DMARCとは、「Domain-based Message Authentication, Reporting and Conformance」(ドメインベースの認証・レポーティング・適合)の略。米国のGoogle、Facebook、Microsoft、Yahoo!などが参加し、2012年に設立されたフィッシング対策のワーキンググループ「DMARC.org」にて策定された技術仕様のことで、SPFDKIMといった既存の認証技術を利用し、メールの正当性を送信者と受信者の間で確認する仕組みだ。

特定の企業やブランドの名前をかたった迷惑メールが横行している。こうしたメールは送信元を偽装し、企業やブランドになりすましている。こうした「なりすまし」を排除するために、送信元のドメインが正しいものであることを証明する送信ドメイン認証技術がある。

送信ドメイン認証技術には大きく2種類あり、送信元のIPアドレスを利用する方法(SPFが該当する)と、電子署名を利用する方法(DKIMが該当する)の2つだ。しかし、これらのドメイン認証技術は、正しいメールが受信側で判断できないケースがあり、万能ではない。

そこで、これらの認証技術を補う仕組みとして、DMARCという仕組みが公開された。送信側で受信側の認証結果のレポートを受け取ることができるようになっている。

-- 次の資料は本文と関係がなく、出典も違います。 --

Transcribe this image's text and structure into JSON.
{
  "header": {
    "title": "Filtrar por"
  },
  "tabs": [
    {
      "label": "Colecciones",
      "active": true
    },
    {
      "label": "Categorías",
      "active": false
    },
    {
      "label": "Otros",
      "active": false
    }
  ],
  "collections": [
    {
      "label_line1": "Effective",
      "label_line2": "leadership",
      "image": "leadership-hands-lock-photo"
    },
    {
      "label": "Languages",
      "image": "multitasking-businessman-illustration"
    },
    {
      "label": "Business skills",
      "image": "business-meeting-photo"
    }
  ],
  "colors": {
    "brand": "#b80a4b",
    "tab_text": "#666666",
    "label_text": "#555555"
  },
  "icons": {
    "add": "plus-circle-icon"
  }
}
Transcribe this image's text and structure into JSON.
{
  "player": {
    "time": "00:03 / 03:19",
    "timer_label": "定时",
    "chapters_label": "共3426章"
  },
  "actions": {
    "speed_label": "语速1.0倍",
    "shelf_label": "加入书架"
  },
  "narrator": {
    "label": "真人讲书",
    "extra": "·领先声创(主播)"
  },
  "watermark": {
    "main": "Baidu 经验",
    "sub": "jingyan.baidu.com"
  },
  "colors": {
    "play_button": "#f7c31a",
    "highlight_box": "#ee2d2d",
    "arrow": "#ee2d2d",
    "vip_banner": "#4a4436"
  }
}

DMARCを導入することにより、メール事業者は、ドメインから送信される迷惑メールを、どのように処理するかを詳細に制御できるようになる。また、ドメイン所有者は、詐称されたメールをどう扱うべきかのポリシーを発行することで、ドメインから送信される未認証メールの処理方法をメール事業者等に対して指定することができる。これにより、フィッシングなどメールを用いた個人情報詐取などの被害撲滅や、ドメインの評判を守ることにつながることが期待されている。

DMARCは、海外の大手サービス事業者で導入が進んでいる一方、日本では受信側で導入が進んでいない現状があり、さらなる普及が今後の課題となっている。